The lawyers preparing to argue before the U.S. Supreme Court whether Trinity Lutheran Church can participate in a state grant program agreed on one thing Tuesday — that Gov. Eric Greitens’ directive changing state policy does not end the case.

The court will hear Trinity Lutheran’s challenge as the second case on its Wednesday docket. On Thursday, Greitens ordered the Missouri Department of Natural Resources to accept grant applications from religious organizations. Trinity Lutheran is contesting a 2012 decision denying it a grant for chopped tires to use as a safe playground surface.

Some legal analysts, reviewing Greitens’ directive, said it could render the case moot. But to end the case, the attorneys wrote in letters to the court, there would have to be no chance Greitens’ decision could be reversed.
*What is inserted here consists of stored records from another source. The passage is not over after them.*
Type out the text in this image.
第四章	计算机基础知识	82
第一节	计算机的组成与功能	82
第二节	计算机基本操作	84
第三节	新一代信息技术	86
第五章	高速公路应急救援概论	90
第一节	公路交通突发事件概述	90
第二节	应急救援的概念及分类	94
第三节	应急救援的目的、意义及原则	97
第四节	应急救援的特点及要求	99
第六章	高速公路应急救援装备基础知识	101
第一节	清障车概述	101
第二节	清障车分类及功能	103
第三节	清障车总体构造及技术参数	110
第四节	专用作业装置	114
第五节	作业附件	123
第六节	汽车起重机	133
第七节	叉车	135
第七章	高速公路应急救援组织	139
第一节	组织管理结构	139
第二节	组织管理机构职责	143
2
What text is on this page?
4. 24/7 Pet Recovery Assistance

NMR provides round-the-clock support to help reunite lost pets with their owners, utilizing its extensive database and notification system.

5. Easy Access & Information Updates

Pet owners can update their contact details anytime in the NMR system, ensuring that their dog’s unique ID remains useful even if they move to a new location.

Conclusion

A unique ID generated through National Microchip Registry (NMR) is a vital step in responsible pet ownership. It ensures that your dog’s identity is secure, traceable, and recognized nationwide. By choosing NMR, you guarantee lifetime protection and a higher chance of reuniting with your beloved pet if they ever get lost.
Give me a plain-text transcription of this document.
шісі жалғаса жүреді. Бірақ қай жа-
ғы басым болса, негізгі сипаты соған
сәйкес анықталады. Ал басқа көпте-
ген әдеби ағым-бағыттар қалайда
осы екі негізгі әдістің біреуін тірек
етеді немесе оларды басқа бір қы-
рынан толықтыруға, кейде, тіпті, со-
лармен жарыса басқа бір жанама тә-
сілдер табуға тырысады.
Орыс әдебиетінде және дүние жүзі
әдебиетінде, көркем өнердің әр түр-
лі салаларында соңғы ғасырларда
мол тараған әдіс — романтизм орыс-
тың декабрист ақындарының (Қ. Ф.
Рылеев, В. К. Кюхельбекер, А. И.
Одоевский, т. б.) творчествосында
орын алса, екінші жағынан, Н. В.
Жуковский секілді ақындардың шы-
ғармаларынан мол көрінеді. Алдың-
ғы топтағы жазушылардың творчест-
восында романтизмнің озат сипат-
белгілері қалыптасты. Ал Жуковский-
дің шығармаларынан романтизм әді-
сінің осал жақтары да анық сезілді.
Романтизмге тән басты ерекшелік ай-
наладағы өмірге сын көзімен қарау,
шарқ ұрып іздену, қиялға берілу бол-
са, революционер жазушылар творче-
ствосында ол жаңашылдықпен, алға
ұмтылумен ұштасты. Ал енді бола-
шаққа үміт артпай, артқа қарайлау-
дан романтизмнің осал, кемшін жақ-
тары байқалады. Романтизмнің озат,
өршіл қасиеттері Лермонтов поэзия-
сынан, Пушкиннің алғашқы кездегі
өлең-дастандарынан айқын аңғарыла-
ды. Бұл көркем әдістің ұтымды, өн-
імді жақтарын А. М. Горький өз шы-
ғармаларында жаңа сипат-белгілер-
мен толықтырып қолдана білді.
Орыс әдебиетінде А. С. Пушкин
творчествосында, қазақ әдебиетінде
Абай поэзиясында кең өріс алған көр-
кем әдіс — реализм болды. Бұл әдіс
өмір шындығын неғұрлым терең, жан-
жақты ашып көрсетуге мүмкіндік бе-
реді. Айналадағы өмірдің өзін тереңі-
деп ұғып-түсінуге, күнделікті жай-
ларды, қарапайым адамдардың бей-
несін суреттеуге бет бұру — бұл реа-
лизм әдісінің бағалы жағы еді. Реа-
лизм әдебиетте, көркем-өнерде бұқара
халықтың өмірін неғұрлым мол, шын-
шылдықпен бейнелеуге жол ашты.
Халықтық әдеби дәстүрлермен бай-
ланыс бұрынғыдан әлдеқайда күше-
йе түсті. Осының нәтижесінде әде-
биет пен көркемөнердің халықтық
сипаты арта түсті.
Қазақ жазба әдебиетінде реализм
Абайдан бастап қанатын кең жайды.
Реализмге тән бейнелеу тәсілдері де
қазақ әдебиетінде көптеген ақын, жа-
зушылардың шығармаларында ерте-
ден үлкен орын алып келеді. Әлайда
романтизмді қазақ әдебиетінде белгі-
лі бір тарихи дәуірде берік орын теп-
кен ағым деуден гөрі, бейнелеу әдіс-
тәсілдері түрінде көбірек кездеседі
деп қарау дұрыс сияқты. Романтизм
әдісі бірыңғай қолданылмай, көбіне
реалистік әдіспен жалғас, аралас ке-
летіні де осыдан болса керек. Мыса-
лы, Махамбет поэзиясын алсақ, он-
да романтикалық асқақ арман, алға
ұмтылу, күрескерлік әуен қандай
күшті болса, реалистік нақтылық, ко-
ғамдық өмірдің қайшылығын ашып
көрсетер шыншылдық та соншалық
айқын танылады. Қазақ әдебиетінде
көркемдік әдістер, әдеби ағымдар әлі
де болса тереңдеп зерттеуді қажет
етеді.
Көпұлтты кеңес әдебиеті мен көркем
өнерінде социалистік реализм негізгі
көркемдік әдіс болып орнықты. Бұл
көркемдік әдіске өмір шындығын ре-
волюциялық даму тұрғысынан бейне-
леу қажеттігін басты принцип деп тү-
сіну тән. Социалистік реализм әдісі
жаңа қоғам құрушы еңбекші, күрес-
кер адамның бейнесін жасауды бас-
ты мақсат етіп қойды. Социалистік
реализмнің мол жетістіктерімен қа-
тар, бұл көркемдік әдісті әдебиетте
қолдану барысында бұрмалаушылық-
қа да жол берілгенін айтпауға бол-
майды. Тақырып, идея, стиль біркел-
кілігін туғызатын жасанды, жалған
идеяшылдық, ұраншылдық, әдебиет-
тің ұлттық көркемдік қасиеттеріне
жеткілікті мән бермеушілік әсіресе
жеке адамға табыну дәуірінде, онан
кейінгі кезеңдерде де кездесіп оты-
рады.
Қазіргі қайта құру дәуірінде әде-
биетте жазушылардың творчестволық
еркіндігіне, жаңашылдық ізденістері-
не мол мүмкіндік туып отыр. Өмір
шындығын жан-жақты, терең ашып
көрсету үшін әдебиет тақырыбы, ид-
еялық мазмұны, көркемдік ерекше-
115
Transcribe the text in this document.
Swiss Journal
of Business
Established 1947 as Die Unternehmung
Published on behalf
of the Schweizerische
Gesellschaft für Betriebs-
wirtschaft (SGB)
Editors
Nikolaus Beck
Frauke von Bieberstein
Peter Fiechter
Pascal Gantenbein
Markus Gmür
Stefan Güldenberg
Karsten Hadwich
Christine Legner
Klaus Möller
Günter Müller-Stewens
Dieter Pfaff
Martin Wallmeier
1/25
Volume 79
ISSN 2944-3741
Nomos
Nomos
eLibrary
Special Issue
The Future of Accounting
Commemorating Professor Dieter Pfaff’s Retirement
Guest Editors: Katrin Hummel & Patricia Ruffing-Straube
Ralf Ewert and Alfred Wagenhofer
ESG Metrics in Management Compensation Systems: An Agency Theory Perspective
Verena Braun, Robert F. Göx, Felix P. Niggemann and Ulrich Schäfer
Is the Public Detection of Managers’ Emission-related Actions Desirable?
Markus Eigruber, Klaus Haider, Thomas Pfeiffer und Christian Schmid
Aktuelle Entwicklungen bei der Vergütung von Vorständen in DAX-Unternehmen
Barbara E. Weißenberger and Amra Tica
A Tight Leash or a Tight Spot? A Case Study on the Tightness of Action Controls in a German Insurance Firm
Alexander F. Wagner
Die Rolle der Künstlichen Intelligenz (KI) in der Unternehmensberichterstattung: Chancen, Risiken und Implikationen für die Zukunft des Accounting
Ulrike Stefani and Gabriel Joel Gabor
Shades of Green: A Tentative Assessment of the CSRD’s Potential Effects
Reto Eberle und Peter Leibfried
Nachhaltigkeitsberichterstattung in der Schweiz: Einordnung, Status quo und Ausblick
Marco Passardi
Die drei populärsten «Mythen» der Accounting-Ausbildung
“A change in administration could readily lead to a resumption of the state’s former policy of excluding churches from the Scrap Tire Program or the governor could simply change his mind due to political pressure,” wrote David Cortman, senior counsel for the Alliance Defending Freedom. Cortman and the alliance are providing the legal support for Trinity Lutheran.

“There is a realistic possibility that Missouri courts will enjoin any future payments to petitioner under the new policy absent a judgment from this court in favor of petitioner in this case,” wrote D. John Sauer, first assistant attorney general.

Sauer’s letter, which also informs the court that the office will have no more involvement in the case, was adopted by Jim Layton, the former solicitor general who will argue the case on behalf of the state. Attorney General Josh Hawley recused himself from the case in January because he had filed a friend of the court brief supporting Trinity Lutheran and the office is now off of the case because it will have to defend Greitens’ policy.

The Trinity Lutheran case is one of the most anticipated of the current court term. It raises issues of separation of church and state and whether individual states can make the barriers higher than the U.S. Constitution imposes. With the confirmation of Associate Justice Neil Gorsuch, the court is at full strength.

A major issue in the case is the provision of Missouri’s constitution that is a blanket prohibition on aid to religious organizations in any form by government at any level. The case being heard Wednesday questions whether that provision denies the church, in violation of the First Amendment, the ability to participate in civic life by obtaining a benefit available to other private organizations.

But whether the court will issue an expansive ruling on church-state issues or a narrow one solely aimed at the grant program is uncertain. In a conference call with reporters Tuesday, Cortman said the court looks for narrow grounds to make a ruling in most cases.

The grant program was open to not-for-profit preschools, a group that includes Trinity Lutheran, Cortman said. “Once it included the group that includes Trinity, we think it is wrong to eliminate them solely for religious reasons,” he said.

A broader ruling would look at how religion is treated generally when people or organizations seek to participate in government programs, he said.

“Just because a person is religious, or an organization is religious, that is not a license to treat them better or treat them worse,” Cortman said.

Layton, in an interview, said he will rely most heavily on a 2004 case from Washington state when the court decided the state could deny a scholarship to a student seeking a divinity degree.

“There the court said a state can restrict funding for some religious activities even if it grants funding for similar, non-religious activity,” Layton said.